Stuttgart - Auf Branchentreffen suchen Politiker gerne die Nähe zu jungen, aufstrebenden Unternehmen. Wann immer es der Terminplan erlaubt, nehmen sich Kanzlerin Angela Merkel (CDU) und Wirtschaftsminister Sigmar Gabriel (SPD) Zeit für Gespräche mit der Gründerszene. Auch in den Ländern gibt es inzwischen viele Netzwerke mit der Politik. Einig sind sich die Beteiligten dann schnell, dass die Bedingungen für Start-ups in Deutschland verbessert werden müssen. So heißt es im jüngsten Eckpunktepapier der Bundesregierung: „Deutschland braucht eine neue Gründerzeit“.

Trotz der Bekenntnisse gibt es aber wenig Fortschritte. Die Bundeskanzlerin sagte unlängst auf dem Nationalen IT-Gipfel, dass sie dem EU-Kommissionspräsidenten Jean-Claude Juncker mit dem Thema Gründungsförderung ständig im Ohr liege. Es geht um steuerliche Änderungen, die es Investoren erleichtern sollen, ihr Geld in junge Unternehmen in der Wachstumsphase zu stecken. Berlin macht Änderungen davon abhängig, dass Brüssel grünes Licht gibt. Wirtschaftsminister Gabriel ist schon lange ungeduldig: In den nächsten sechs Monaten müsse bei der Förderung von Wagniskapitals endlich was passieren, sagt er. Dahinter steckt auch die Erkenntnis, dass die große Koalition auf diesem Gebiet bisher nicht geliefert hat.

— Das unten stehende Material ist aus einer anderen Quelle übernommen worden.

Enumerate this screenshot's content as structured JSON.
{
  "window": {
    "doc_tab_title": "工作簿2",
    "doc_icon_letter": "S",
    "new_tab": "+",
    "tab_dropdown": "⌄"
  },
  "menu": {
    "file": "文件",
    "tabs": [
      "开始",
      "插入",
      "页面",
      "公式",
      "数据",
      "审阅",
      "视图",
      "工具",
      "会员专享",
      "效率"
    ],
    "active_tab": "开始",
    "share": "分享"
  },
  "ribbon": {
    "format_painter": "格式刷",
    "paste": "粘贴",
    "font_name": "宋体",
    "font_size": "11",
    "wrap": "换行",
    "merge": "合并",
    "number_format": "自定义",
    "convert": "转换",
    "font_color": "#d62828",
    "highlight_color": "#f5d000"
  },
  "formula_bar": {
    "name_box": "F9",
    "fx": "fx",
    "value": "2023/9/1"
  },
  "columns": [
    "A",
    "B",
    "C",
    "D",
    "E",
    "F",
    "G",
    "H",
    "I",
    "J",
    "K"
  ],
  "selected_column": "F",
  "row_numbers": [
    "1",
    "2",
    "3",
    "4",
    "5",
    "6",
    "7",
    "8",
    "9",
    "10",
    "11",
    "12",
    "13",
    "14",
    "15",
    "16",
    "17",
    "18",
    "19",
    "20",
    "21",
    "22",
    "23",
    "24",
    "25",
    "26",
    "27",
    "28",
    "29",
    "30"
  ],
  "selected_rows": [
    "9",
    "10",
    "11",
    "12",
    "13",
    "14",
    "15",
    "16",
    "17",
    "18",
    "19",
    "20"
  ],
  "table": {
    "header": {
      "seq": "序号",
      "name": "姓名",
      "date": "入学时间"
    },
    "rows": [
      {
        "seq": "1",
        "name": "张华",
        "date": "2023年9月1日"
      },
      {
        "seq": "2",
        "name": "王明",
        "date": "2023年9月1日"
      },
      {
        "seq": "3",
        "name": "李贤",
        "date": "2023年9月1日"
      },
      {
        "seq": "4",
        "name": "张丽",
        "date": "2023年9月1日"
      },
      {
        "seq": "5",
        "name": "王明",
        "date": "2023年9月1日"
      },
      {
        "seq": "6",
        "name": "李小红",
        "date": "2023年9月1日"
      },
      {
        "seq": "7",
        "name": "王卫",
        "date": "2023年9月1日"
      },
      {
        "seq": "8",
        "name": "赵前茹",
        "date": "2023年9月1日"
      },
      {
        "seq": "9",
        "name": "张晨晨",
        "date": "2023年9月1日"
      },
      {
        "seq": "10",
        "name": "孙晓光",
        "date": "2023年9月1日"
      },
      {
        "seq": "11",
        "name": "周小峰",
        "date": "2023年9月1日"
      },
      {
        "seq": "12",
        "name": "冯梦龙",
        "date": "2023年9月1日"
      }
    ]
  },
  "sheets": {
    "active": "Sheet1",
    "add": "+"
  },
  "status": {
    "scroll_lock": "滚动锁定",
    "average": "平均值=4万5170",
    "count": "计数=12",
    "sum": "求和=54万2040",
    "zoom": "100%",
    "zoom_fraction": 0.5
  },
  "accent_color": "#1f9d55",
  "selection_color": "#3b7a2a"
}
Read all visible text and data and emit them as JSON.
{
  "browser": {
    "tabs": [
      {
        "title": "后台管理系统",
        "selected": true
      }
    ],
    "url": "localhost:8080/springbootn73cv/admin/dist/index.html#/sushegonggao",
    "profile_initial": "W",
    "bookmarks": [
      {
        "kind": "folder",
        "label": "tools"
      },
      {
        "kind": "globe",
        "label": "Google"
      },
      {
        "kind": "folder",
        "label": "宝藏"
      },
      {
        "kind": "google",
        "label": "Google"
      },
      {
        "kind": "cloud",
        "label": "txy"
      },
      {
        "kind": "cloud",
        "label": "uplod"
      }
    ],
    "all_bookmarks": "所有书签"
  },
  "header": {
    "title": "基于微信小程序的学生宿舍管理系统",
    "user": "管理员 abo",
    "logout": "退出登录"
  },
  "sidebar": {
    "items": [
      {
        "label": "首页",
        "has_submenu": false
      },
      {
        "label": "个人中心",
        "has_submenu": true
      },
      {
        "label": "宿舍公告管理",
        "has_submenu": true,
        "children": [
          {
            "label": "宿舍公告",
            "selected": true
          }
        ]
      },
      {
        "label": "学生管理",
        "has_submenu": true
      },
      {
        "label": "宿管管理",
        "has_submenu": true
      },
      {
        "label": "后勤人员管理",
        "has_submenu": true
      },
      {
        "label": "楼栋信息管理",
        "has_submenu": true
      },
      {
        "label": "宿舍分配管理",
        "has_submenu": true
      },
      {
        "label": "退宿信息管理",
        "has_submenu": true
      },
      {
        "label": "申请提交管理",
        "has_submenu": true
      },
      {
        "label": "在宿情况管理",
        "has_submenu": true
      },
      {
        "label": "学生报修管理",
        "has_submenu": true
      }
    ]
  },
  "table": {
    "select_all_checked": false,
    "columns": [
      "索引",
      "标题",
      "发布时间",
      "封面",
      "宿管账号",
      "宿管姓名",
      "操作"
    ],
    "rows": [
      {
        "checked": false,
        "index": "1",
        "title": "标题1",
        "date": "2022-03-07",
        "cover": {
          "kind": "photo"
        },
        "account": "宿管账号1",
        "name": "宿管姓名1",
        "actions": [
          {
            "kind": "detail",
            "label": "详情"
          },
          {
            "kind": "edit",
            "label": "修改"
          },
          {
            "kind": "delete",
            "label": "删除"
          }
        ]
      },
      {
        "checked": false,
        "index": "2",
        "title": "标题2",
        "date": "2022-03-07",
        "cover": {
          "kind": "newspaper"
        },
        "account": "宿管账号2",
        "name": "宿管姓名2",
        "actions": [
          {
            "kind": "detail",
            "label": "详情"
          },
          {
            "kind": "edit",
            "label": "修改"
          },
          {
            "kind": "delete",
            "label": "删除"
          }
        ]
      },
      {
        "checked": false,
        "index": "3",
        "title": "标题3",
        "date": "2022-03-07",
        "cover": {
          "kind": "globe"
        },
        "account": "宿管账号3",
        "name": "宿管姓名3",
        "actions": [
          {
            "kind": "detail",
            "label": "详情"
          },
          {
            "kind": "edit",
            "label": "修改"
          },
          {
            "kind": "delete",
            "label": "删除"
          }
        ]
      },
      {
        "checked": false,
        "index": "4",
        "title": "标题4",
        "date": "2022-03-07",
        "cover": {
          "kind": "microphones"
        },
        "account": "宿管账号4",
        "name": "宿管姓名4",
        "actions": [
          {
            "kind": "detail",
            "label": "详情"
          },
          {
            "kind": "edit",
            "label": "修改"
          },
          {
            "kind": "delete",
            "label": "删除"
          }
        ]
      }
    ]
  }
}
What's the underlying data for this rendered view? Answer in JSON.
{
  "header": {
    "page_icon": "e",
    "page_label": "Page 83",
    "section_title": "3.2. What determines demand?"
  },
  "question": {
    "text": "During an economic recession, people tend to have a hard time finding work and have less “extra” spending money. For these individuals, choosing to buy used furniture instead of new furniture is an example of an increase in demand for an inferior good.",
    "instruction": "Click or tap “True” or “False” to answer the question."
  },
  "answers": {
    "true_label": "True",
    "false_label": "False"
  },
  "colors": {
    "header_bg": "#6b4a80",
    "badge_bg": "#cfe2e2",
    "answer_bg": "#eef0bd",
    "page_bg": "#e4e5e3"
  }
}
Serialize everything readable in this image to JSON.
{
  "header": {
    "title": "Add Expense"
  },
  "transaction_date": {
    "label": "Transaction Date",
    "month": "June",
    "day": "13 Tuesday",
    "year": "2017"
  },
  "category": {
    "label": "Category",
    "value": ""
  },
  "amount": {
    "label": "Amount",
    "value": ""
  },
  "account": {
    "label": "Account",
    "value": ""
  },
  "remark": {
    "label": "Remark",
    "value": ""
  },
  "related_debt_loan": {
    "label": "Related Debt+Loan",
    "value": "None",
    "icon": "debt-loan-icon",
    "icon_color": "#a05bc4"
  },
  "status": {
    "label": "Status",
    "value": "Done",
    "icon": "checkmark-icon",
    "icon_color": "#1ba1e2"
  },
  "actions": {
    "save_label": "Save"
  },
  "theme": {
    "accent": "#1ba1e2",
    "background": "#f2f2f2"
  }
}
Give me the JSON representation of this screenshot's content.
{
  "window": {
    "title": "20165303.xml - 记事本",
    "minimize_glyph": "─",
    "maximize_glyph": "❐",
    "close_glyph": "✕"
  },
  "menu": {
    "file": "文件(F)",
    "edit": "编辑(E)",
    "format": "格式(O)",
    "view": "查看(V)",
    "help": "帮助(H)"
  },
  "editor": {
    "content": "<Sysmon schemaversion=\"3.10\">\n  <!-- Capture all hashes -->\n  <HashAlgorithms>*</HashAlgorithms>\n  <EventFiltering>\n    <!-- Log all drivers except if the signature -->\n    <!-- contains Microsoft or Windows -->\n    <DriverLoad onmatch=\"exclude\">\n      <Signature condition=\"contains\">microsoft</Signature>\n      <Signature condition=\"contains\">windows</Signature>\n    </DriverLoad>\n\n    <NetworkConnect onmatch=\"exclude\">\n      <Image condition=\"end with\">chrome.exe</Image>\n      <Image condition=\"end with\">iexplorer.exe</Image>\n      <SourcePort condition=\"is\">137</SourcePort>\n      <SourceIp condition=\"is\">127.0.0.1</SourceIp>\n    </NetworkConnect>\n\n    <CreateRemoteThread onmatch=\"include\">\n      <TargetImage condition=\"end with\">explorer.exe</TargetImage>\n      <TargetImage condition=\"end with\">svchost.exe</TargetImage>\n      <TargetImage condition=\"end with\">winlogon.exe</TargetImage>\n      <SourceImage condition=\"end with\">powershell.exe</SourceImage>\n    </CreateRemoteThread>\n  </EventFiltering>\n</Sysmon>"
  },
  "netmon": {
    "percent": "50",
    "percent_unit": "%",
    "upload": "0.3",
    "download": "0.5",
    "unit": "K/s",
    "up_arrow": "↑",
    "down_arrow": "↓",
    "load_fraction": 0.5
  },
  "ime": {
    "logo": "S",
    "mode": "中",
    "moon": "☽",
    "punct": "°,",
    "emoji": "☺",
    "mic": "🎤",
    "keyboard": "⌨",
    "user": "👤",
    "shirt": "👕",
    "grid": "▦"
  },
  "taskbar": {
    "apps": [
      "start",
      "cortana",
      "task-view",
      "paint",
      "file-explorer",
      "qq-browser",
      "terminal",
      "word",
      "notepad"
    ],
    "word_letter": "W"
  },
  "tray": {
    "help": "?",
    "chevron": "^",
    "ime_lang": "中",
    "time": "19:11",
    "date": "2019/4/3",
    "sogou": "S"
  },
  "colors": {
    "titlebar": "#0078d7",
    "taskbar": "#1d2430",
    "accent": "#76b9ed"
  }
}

Die Konzerne wollen von den „Schnellbooten“ lernen

Was aus Sicht der Gründerszene geschehen soll, davon kann die Jungunternehmerin Stephanie Renda, Geschäftsführerin der Mainzer Technologiefirma Match2blue GmbH, berichten. Auf dem IT-Gipfel beschrieb die Unternehmerin ihre Erwartungen so: Notwendig seien Anreize, dass Mittelständler und Großunternehmen stärker in Start-ups investieren können, sagte Renda in Anwesenheit des Wirtschaftsministers. „Es ist nicht leicht in Deutschland, Wagniskapital zu bekommen“, sagte die Unternehmerin. Gabriel quittierte das mit einem Kopfnicken.

Dabei ist die Stimmung der jungen Unternehmen gut. Start-ups werden inzwischen stärker beachtet. So versuchen Großunternehmen, von den kleinen, wendigen „Schnellbooten“ zu lernen. Ob der Autozulieferer Bosch, das Medienhaus Springer oder der Stahlhändler Klöckner: Viele Konzerne haben Start-Up-Unternehmen gekauft und gegründet, um Erfahrungen zu sammeln. Deutschland hat nicht so sehr ein Problem, weil es zu wenig Existenzgründer gibt. Die staatliche KfW-Bank, die mit ihren Kreditprogrammen Existenzgründer unterstützt, stellt fest: „Die Zahl der Gründer steigt abermals.“ Im vorigen Jahr nahm die Zahl der Gründungen auf 915 000 zu, das ist ein Plus von 47 000 Unternehmen. Als erfreulich bezeichnet es die KfW, dass sich die Zahl der Jungunternehmer erhöht hat, die im Vollerwerb ein neues Geschäft aufziehen. Im langfristigen Vergleich ist zwar festzustellen, dass seit dem Aufschwung am Arbeitsmarkt 2005 die Gründungstätigkeit gesunken ist. Das liegt daran, dass die jungen Menschen bei stabiler Konjunktur leichter gut bezahlte Jobs bei Mittelständlern und Großunternehmen finden. Immerhin hat sich die Gründungstätigkeit zuletzt leicht belebt.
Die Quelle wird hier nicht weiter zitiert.